There are several techniques to deal with monster dimensions. You start by re-arranging the dimension attributes into several mini dimensions. Thus you get the demographics dimension, the customer-account status dimension, etc., in addition to the core customer-account dimension that has the basic customer information such as the name, address, etc. Then you convince the users that change tracking is not needed on the core customer-account dimension for the trend reporting and the longer term decision making. Thus the type-2 change rows are eliminated altogether, the changed type-1 dimension attributes are simply overwritten and historical changes are lost. Even without the type-2 rows, the core customer-account dimension is still quite big. You might be able to convince the users that the core customer-account attributes are not needed at all, and eliminate it altogether. If this approach satisfies the needs of your business, congratulations! But, the users may need access to and may want to track the changes to the core customer-account attributes as well.
At this point you need to clearly identify, why this information is needed and delineate the trend reporting requirements from the operational as well as statistical data-mining requirements.
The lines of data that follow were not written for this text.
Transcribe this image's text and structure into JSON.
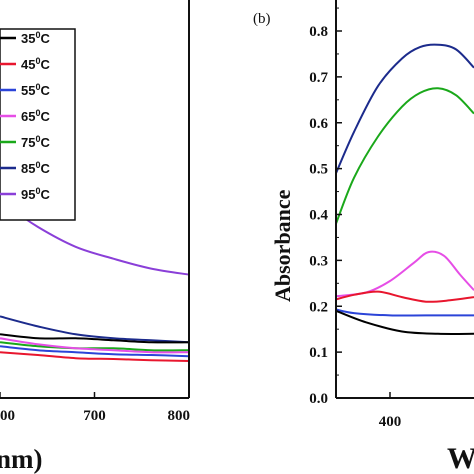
{
  "chart_data": [
    {
      "panel": "a",
      "type": "line",
      "xlabel_fragment": "nm)",
      "x_ticks": [
        "00",
        "700",
        "800"
      ],
      "xlim": [
        600,
        800
      ],
      "ylim": [
        0,
        1
      ],
      "legend": {
        "placement": "top-left",
        "entries": [
          {
            "base": "35",
            "sup": "0",
            "unit": "C",
            "color": "#000000"
          },
          {
            "base": "45",
            "sup": "0",
            "unit": "C",
            "color": "#e8162e"
          },
          {
            "base": "55",
            "sup": "0",
            "unit": "C",
            "color": "#2b44d8"
          },
          {
            "base": "65",
            "sup": "0",
            "unit": "C",
            "color": "#e64ee6"
          },
          {
            "base": "75",
            "sup": "0",
            "unit": "C",
            "color": "#1aa81a"
          },
          {
            "base": "85",
            "sup": "0",
            "unit": "C",
            "color": "#1c2b8c"
          },
          {
            "base": "95",
            "sup": "0",
            "unit": "C",
            "color": "#8a3fd8"
          }
        ]
      },
      "series": [
        {
          "color": "#8a3fd8",
          "x": [
            600,
            610,
            640,
            680,
            720,
            760,
            800
          ],
          "y": [
            0.505,
            0.48,
            0.43,
            0.38,
            0.35,
            0.325,
            0.31
          ]
        },
        {
          "color": "#1c2b8c",
          "x": [
            600,
            640,
            680,
            720,
            760,
            800
          ],
          "y": [
            0.205,
            0.18,
            0.16,
            0.15,
            0.145,
            0.14
          ]
        },
        {
          "color": "#000000",
          "x": [
            600,
            640,
            680,
            720,
            760,
            800
          ],
          "y": [
            0.16,
            0.15,
            0.15,
            0.145,
            0.14,
            0.14
          ]
        },
        {
          "color": "#1aa81a",
          "x": [
            600,
            640,
            680,
            720,
            760,
            800
          ],
          "y": [
            0.14,
            0.13,
            0.125,
            0.125,
            0.12,
            0.12
          ]
        },
        {
          "color": "#e64ee6",
          "x": [
            600,
            640,
            680,
            720,
            760,
            800
          ],
          "y": [
            0.15,
            0.135,
            0.125,
            0.12,
            0.115,
            0.115
          ]
        },
        {
          "color": "#2b44d8",
          "x": [
            600,
            640,
            680,
            720,
            760,
            800
          ],
          "y": [
            0.13,
            0.12,
            0.115,
            0.11,
            0.108,
            0.105
          ]
        },
        {
          "color": "#e8162e",
          "x": [
            600,
            640,
            680,
            720,
            760,
            800
          ],
          "y": [
            0.115,
            0.108,
            0.1,
            0.098,
            0.095,
            0.093
          ]
        }
      ]
    },
    {
      "panel": "b",
      "type": "line",
      "label": "(b)",
      "ylabel": "Absorbance",
      "xlabel_fragment": "W",
      "y_ticks": [
        "0.0",
        "0.1",
        "0.2",
        "0.3",
        "0.4",
        "0.5",
        "0.6",
        "0.7",
        "0.8"
      ],
      "x_ticks": [
        "400"
      ],
      "xlim": [
        355,
        470
      ],
      "ylim": [
        0,
        0.85
      ],
      "series": [
        {
          "color": "#1c2b8c",
          "x": [
            355,
            370,
            390,
            410,
            425,
            440,
            455,
            470
          ],
          "y": [
            0.49,
            0.58,
            0.68,
            0.74,
            0.765,
            0.77,
            0.76,
            0.72
          ]
        },
        {
          "color": "#1aa81a",
          "x": [
            355,
            370,
            390,
            410,
            425,
            440,
            455,
            470
          ],
          "y": [
            0.38,
            0.48,
            0.57,
            0.635,
            0.665,
            0.675,
            0.66,
            0.62
          ]
        },
        {
          "color": "#e64ee6",
          "x": [
            355,
            380,
            400,
            420,
            432,
            445,
            458,
            470
          ],
          "y": [
            0.222,
            0.23,
            0.255,
            0.295,
            0.318,
            0.31,
            0.27,
            0.235
          ]
        },
        {
          "color": "#e8162e",
          "x": [
            355,
            370,
            390,
            410,
            430,
            450,
            470
          ],
          "y": [
            0.215,
            0.225,
            0.232,
            0.22,
            0.21,
            0.213,
            0.22
          ]
        },
        {
          "color": "#2b44d8",
          "x": [
            355,
            370,
            400,
            430,
            470
          ],
          "y": [
            0.193,
            0.185,
            0.18,
            0.18,
            0.18
          ]
        },
        {
          "color": "#000000",
          "x": [
            355,
            380,
            410,
            440,
            470
          ],
          "y": [
            0.19,
            0.165,
            0.145,
            0.14,
            0.14
          ]
        }
      ]
    }
  ]
}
If the requirement is to track the customer-account changes to respond to the customer inquiries, it is really an operational requirement and, an operational application using normalized data structures should be built to support it. If the requirement is to track address changes for fraud detection, it is a data mining requirement and, a flat data structure should be built to support it. Either way, stuffing this data forcibly into a star schema will not yield satisfactory results.